A lot of people give up on what they’re trying to achieve because they spend too much time in the ‘audience’. Whatever field you’re in, you nearly always spend quite a bit of time in the ‘audience’ before taking the plunge as a ‘performer’. And from the audience’s perspective, success is easily obtained. Just the tip of the iceberg is visible remember. Now, step over the threshold from audience member to performer, from spectator to player, from wage slave to businessperson and it all comes as a bit of a shock. The success doesn’t come anywhere near as quickly as it appears to everyone else. You’re still coming to this from the perspective of a spectator remember… a place where only the end result is visible. And so the temptation, the instinct, is to give up because your spectator’s expectations have come up against the harsh reality of life as a player. And you’re just not prepared for it.
I remember very well being totally demoralised when my first attempts at making some money by my own efforts (rather than just turning up and being given a salary at the end of the month) didn’t get the results I felt they deserved. I looked around at the other people who’d stepped out of the audience to become performers, and couldn’t believe that they were prospering so well while I was struggling. But what I couldn’t see was the ‘iceberg of struggle’ that had already taken place for them in the past, and which to a certain extent, was still taking place on a daily basis.
I said earlier, that if I were to become famous, there would be no old video clips to show. Well I didn’t become famous, but I have had some business success. There are no video clips, but there’s plenty of evidence of earlier efforts to create an independent income that resulted in less than glittering success. There was the dating agency, and the CV writing business and the multi-level marketing business and the… no… it’s too painful to go on!
Now to be fair, some of these efforts couldn’t be called a failure… but just like Robbie Williams’ appearance as a dancer on children’s TV, they do look fairly pathetic in the light of what was to come later. But they were a necessary stage in the transition from audience member to competent performer.
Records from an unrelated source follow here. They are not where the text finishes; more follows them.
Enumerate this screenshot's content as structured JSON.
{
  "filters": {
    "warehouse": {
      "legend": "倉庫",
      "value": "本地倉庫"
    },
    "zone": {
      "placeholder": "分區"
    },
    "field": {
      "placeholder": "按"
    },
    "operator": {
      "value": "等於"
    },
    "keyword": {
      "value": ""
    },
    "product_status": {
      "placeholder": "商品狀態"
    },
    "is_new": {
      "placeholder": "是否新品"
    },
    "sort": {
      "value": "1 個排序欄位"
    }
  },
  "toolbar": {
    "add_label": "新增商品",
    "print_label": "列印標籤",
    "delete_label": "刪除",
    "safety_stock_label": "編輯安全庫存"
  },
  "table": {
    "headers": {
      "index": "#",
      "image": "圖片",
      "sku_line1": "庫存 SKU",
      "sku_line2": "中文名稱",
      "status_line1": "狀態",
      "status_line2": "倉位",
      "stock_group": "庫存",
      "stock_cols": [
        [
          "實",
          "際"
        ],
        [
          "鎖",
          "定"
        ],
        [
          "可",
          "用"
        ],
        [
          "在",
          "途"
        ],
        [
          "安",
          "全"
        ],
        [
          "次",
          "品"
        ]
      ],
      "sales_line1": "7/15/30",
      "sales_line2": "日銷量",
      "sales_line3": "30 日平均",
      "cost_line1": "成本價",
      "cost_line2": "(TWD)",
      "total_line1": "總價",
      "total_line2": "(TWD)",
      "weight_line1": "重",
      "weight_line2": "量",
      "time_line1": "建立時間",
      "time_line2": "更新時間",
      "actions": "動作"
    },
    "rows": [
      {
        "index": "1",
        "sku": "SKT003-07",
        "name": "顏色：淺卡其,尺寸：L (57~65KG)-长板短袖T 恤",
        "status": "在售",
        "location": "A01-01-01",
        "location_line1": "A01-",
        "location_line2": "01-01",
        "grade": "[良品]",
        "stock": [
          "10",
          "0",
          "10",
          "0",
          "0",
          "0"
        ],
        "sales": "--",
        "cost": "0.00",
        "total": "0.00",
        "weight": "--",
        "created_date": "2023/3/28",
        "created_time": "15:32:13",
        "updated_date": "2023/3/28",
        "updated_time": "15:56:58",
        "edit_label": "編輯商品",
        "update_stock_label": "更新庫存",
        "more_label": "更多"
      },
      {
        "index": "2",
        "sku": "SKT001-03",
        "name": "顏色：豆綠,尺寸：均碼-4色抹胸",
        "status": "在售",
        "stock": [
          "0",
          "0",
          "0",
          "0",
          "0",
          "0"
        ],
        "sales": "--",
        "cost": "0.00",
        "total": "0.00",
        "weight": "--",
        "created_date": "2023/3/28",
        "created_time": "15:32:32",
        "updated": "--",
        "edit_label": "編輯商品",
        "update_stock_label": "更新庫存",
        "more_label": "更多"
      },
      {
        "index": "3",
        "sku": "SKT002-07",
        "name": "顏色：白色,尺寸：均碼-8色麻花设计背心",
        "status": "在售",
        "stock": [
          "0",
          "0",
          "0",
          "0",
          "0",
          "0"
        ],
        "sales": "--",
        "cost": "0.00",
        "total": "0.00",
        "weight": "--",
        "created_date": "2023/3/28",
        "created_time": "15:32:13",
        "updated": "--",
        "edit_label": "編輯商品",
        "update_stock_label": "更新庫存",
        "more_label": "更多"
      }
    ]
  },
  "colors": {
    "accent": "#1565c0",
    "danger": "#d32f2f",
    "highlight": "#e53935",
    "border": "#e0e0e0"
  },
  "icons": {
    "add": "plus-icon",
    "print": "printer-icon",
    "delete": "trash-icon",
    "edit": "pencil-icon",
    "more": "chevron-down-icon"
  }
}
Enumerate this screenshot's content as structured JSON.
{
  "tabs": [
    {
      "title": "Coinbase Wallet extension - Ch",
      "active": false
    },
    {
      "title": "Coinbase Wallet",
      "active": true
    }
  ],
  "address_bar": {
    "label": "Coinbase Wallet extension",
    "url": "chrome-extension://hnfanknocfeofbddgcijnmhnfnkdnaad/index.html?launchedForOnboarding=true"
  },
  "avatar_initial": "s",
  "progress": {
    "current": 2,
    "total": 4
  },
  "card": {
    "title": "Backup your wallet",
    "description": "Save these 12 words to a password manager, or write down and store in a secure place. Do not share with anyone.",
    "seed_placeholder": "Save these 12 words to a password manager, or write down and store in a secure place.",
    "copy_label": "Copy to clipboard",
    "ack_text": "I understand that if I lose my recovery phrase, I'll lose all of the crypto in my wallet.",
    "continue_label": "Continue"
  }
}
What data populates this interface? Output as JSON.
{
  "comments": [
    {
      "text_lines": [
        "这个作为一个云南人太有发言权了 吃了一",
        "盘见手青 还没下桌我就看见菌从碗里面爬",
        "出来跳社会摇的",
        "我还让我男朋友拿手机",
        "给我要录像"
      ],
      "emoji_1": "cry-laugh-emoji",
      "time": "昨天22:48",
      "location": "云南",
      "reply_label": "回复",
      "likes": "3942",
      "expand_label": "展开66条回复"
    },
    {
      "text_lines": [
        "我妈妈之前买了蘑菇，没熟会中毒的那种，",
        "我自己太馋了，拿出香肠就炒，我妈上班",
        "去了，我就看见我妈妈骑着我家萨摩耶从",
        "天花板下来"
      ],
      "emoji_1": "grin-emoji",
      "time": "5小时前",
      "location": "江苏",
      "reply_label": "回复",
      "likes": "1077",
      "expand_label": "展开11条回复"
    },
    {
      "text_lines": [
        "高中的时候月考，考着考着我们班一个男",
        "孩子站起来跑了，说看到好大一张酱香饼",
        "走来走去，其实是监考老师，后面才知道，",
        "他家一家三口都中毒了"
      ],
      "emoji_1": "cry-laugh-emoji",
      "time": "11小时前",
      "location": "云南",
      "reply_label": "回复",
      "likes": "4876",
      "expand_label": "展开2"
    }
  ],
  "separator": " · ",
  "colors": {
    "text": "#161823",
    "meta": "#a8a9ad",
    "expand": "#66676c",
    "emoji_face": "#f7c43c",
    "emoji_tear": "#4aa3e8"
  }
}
Sadly, most people are so traumatised by the reality of taking the first steps to becoming a performer – it’s so much more difficult than they expect – that they give up very quickly; often believing that the established performers must have had some lucky break or advantage they don’t know about. How else can you explain the ease of their ‘overnight’ success?’
The answer is that all massive overnight success is the end result of years of ‘invisible’ experimentation, persistence and hard work. And there’s little point in stepping out of the audience and onto the stage unless you’re mentally prepared for that reality.